И Петька испытал сильнейшее желание принадлежать этой силе, этому шепоту, этому терпкому мужскому запаху…
Михаил Петрович обучил Петьку орудовать немудреной аппаратурой, как он торжественно называл софиты и простыни. Петька должен был налаживать свет, усаживать клиентов и даже "наводить фокус". Но большую часть времени он проводил в проявочной. Освещенный адским, красным светом, словно загипнотизированный, смотрел он в прозрачно-черную глубину ванны, где совершалось волшебство: на белой бумаге появлялось бледное, быстро темневшее изображение. Оно выплывало из водных глубин, становилось объемным, оживало, улыбалось или хмурилось, становясь частью Петькиного мира. И он стал жить в этом мире глаз, губ, щек, морщин. Стал придумывать для них истории, сентиментальные, душещипательные. Отогретый, откормившийся, Петька оказался сочинителем и фантазером, занимавшим своими историями Михаила Петровича, который быстро привык к Петькиной говорливости и терпеливо отвечал на его расспросы о Питере, о войне. Вечерами Михаил Петрович обучал Петьку грамоте и счету.
- Без грамоты ты, Петька, нуль, не человек, - говаривал он, слушая, как Петька бубнит по складам очередной урок. У Михаила Петровича была только одна книжка, которая и служила Петьке азбукой: большой, потрепанный, без многих страниц, первый том толстовской "Войны и мира" с ятями и твердыми знаками, в золотом тисненом переплете. Книжка так интересовала Петьку, что он часто, не дожидаясь следующего урока, пытался читать по складам сам, и удивлял Михаила Петровича смышленостью и быстротой ума.
- А тьі умный, Петька, - говорил с некоторым удивлением Михаил Петрович.
Мишка-фотограф, хоть и был заметным лицом в городе, но жил тихо, неприметно. И, что более всего удивляло Петьку, не интересовался женщинами. Петькины подспудные, невысказанные желания толкали его на притворно наивные, но с явным умыслом вопросы:
- И чего ты такой здоровый, - спрашивал Петька, - а не е… ся? Мне бы твои стати, я бы ух как…

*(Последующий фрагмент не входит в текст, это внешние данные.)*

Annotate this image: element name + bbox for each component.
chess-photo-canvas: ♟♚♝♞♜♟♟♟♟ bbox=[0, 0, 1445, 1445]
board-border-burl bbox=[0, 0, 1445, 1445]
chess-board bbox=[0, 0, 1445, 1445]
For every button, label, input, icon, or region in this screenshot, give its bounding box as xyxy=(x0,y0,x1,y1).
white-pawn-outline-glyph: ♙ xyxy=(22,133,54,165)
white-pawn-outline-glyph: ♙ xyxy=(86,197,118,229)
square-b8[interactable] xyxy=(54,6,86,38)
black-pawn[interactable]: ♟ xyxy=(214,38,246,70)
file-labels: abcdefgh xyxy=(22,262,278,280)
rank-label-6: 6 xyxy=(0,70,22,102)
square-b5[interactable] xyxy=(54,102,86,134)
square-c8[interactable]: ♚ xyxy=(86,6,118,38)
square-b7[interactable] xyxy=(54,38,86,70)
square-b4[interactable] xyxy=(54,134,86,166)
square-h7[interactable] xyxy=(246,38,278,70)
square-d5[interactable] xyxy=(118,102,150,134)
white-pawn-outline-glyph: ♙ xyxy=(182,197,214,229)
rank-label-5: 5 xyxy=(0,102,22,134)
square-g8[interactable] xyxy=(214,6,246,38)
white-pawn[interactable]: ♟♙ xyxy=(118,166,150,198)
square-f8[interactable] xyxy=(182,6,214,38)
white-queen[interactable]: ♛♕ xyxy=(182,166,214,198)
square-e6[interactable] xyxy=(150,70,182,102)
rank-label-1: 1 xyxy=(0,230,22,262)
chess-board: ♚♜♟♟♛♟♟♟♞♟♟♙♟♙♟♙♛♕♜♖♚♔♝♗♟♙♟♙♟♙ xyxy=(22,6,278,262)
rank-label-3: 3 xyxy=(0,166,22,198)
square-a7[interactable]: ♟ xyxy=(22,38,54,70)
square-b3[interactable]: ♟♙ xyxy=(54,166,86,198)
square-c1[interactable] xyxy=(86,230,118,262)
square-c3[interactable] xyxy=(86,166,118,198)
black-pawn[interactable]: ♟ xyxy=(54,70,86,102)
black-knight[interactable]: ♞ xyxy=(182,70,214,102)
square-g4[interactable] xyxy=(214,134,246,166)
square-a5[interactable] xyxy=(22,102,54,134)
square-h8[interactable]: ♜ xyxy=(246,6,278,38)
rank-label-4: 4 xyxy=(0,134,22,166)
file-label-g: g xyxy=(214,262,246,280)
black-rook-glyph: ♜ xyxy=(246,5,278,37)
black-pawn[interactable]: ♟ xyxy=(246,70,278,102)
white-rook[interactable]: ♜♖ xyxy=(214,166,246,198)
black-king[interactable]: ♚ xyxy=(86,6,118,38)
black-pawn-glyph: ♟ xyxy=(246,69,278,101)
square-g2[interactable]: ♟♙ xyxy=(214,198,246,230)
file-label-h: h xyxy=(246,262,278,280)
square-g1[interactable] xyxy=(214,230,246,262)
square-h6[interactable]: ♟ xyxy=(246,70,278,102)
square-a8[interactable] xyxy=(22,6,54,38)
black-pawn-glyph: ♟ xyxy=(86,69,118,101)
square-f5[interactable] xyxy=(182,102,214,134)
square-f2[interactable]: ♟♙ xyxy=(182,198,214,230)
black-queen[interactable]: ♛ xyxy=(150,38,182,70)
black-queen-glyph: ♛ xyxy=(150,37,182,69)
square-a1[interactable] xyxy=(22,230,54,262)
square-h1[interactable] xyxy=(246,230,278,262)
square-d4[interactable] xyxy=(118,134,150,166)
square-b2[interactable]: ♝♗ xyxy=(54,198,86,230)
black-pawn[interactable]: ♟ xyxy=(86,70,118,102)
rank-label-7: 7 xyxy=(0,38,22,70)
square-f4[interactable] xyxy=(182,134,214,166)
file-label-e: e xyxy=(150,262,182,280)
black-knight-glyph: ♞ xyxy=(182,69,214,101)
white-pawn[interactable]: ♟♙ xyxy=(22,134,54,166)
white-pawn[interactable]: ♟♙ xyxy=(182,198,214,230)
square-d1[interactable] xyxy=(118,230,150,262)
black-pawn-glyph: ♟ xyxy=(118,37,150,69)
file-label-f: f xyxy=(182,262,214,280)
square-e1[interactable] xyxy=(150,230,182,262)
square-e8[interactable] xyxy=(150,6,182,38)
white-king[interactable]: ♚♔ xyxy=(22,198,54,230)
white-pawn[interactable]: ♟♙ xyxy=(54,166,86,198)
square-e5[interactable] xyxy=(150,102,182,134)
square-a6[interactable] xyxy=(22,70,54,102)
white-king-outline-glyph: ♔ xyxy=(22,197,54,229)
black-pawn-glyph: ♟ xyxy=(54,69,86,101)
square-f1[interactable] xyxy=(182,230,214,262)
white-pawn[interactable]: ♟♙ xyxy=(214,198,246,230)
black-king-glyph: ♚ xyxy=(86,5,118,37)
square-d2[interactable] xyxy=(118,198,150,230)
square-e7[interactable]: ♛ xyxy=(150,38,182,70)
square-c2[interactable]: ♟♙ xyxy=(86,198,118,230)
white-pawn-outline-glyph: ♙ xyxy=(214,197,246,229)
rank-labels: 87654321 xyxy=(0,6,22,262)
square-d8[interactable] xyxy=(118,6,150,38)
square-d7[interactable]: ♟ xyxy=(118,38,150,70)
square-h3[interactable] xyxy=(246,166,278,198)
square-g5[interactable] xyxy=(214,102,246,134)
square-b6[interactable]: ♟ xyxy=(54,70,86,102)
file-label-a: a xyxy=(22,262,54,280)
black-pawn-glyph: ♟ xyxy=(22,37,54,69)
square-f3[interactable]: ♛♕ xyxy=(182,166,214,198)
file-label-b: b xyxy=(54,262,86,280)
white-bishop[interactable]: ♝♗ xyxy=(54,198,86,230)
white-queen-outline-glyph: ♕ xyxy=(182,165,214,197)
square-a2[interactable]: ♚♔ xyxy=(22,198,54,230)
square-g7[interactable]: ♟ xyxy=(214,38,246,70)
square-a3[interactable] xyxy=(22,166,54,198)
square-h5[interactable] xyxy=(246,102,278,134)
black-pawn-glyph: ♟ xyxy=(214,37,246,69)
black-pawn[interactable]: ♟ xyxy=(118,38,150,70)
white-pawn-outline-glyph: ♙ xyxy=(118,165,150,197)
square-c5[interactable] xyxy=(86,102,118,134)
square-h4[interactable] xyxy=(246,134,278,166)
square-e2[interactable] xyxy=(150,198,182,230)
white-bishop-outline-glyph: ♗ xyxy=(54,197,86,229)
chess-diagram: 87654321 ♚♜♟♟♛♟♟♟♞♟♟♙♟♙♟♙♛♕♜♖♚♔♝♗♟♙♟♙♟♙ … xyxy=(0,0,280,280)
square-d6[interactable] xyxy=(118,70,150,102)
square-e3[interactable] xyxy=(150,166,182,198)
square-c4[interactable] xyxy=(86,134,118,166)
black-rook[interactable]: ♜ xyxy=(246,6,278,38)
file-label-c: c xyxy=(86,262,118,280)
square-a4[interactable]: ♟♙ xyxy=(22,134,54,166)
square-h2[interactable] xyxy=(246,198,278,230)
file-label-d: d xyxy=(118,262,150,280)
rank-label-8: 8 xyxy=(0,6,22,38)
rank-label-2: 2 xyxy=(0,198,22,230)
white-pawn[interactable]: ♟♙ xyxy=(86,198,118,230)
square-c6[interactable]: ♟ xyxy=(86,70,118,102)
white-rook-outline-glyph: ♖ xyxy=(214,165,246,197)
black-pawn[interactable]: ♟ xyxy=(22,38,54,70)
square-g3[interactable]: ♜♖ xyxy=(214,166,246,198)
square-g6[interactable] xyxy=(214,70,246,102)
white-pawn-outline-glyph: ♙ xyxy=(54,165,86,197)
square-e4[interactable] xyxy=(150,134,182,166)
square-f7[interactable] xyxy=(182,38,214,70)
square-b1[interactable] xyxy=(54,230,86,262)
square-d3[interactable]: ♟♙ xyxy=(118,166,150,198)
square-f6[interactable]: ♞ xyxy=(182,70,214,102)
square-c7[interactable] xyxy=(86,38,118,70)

Морща в улыбке губы, Михаил Петрович отвечал:
- Да я-то столько их видел, что от одного запаха теперь мутит, а вот ты на удивление - молодой, прыткий, а насчет женского пола - слаб. С чего бы это, Петька?
Петька, пойманный прямым вопросом, живо уходил от ответа:
- Я в этом деле - зеленый, а вы не обучили.
Или отмалчивался, пристально глядя в глаза Михаилу Петровичу, но правду, вертевшуюся на языке, вымолвить боялся. В бане Мишка-фотограф шлепал Петьку по отъевшемуся заду и приговаривал, как бы шутя:
- И зачем мне баба, когда тут такая Любовь Петровна вертится!
Петька только довольно похмыкивал.
Клиенты быстро привыкли и более того полюбили остроглазого и быстрого на затейливые присказки паренька. Девицы являлись в фотографию расфранченными, с вышитыми платками на плечах, в белых чулках и лакированных туфлях. Толстые, туго заплетенные косы украшали и без того налитые груди. Девицы долго перешептывались и прихорашивались в специальном закутке и затем выплывали оттуда напряженно серьезные, сияя наведенным свеклой румянцем. Петька обожал усаживать их перед камерой. И откуда у деревенского парнишки взялась эта кокетливая щепотная манера? Он принимал вычурные "дамские" позы, которые подглядел в старом модном журнале, прихваченном Михаилом Петровичем из Питера.
- А таперича мы вас изобразим, когда вы своему суженому уже в любви не откажете!
Или другая его любимая присказка:
- Мы вас как Сарру Бернару зафиксируем, когда вы вся печальная и нежная дружка ожидаете.